CROSS-REFERENCE TO RELATED APPLICATIONS AND PRIORITY
[001] The present application does not claim priority from any patent application.
TECHNICAL FIELD
[002] The present disclosure in general relates to the field of Wireless transfer. More particularly, the present subject matter relates to a system and a method for resisting interference during a wireless transfer.
BACKGROUND
[003] Nowadays, modern wireless power and data transfer systems in applications such as medical implant, cochlear implant predominantly operate in the high frequency (HF) ISM bands. Further, the wireless systems generally use one or other unlicensed ISM band allocated for different geographies and with different regulatory requirements. Typically, the data rate is also directly related to the frequency band of interest, meaning that a higher frequency has better chances of transferring higher amount of data with better integrity. Typically, the wireless systems are prone to interference as some of the ISM bands are spectrally crowded. Further, the crowding varies from geography to geography and local radio deployment conditions.
SUMMARY
[004] Before the present system and a method for resisting interference during a wireless transfer are described, it is to be understood that this application is not limited to a particular system, systems, and methodologies described, as there can be multiple possible embodiments, which are not expressly illustrated in the present disclosures. It is also to be understood that the terminology used in the description is for the purpose of describing the particular implementations, versions, or embodiments only, and is not intended to limit the scope of the present application. This summary is provided to introduce aspects related to a system and a method for resisting interference during a wireless transfer.

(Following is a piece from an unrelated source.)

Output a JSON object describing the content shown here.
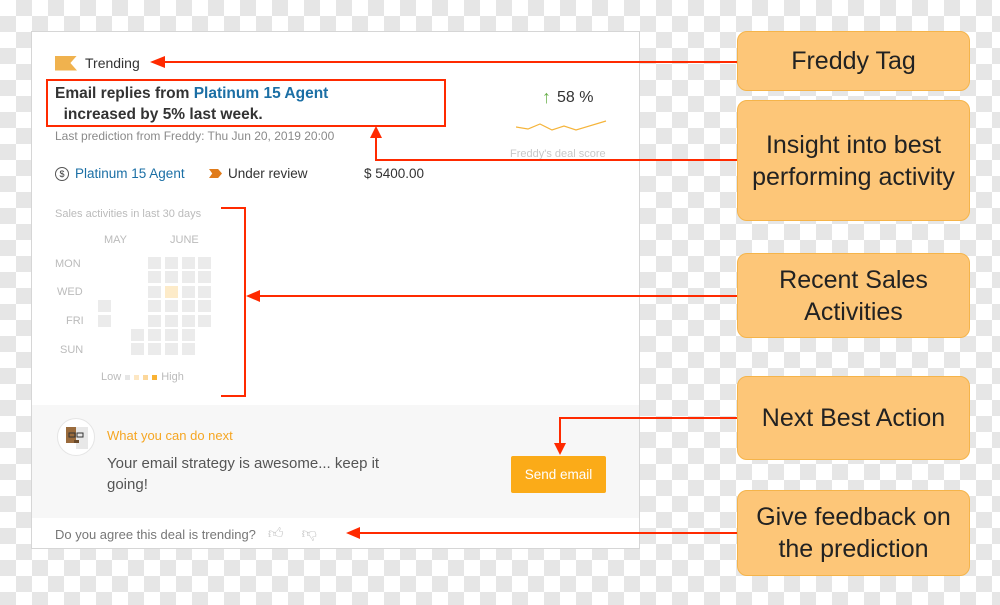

This summary is not intended to identify essential features of the claimed subject matter nor is it intended for use in determining or limiting the scope of the claimed subject matter.
[005] In one embodiment, a method for resisting interference during a wireless transfer is disclosed. In the embodiment, the method comprises generating, by a feedback circuit, data associated with one or more performance parameter. Upon generating the feedback, the method comprises identifying, by a controller, an interference based on a comparison of the performance parameters and a predefined threshold and generating, by the controller, a command based on the identification. In one example, the command comprises one of a switching command or a maintain command. Further to generating the command, the method comprises generating, by a carrier circuit, one of a second carrier frequencies from the set of carrier frequencies based on the switching command. Subsequently to generating command, the mended comprises tuning, by a resonance circuit, the antenna to the second carrier frequency from an initial carrier frequency, thereby resisting interference in a wireless transfer.
[006] In one embodiment, a system for resisting interference during a wireless transfer is disclosed. The system comprises an antenna coil tuned on a carrier frequency from a set of carrier frequencies for wireless transfer and a feedback circuit, and wherein the feedback circuit generates data associated with one or more performance parameters. The system further comprises a controller connected to the feedback circuit. In one example, the controller identifies an interference in the wireless transfer based on a comparison of the performance parameters and a predefined threshold; and generates a command based on the identification, and wherein the command comprises one of a switching command or a maintain command. The system further comprises a carrier circuit connected to the controller, and wherein the carrier circuit generates one of a second carrier frequencies from the set of carrier frequencies based on the switching command. The system furthermore comprises a resonance circuit connected to a carrier circuit, wherein the resonance circuit tunes the antenna to the second carrier frequency, thereby resisting interference in a wireless transfer.
BRIEF DESCRIPTION OF DRAWINGS
[007] The foregoing detailed description of embodiments is better understood when read in conjunction with the appended drawings. For the purpose of illustrating the present subject matter, an example of construction of the present subject matter is provided as figures; however, the present subject matter is not limited to the specific method and system disclosed in the document and the figures.
[008] The present subject matter is described in detail with reference to the accompanying figures. In the figures, the left-most digit(s) of a reference number identifies the figure in which the reference number first appears. The same numbers are used throughout the drawings to refer various features of the present subject matter.
[009] Figure 1 illustrates a block diagram a system for resisting interference during a wireless transfer, in accordance with an embodiment of the present subject matter.
[0010] Figure 2A illustrates an embodiment of the system for resisting interference during a wireless transfer, in accordance with an embodiment of the present subject matter.
[0011] Figure 2B illustrates one more embodiment of the system for resisting interference during a wireless transfer, in accordance with an embodiment of the present subject matter.
[0012] Figure 2C illustrates one another embodiment of the system for resisting interference during a wireless transfer, in accordance with an embodiment of the present subject matter.
[0013] Figure 2D illustrates an antenna circuit of the system for resisting interference during a wireless transfer, in accordance with an embodiment of the present subject matter
[0014] Figure 3 illustrates a method for resisting interference during a wireless transfer, in accordance with an embodiment of the present subject matter.
DETAILED DESCRIPTION
[0015] Some embodiments of this disclosure, illustrating all its features, will now be discussed in detail. The words "comprising," "having," "containing," and "including," and other forms thereof, are intended to be open ended in that an item or items following any one of these words is not meant to be an exhaustive listing of such item or items, or meant to be limited to only the listed item or items. It must also be noted that as used herein and in the appended claims, the singular forms "a," "an," and "the" include plural references unless the context clearly dictates otherwise. Although any system and method for resisting interference during a wireless transfer, similar or equivalent to those described herein can be used in the practice or testing of embodiments of the present disclosure, the exemplary, system and method for resisting interference during a wireless transfer are now described.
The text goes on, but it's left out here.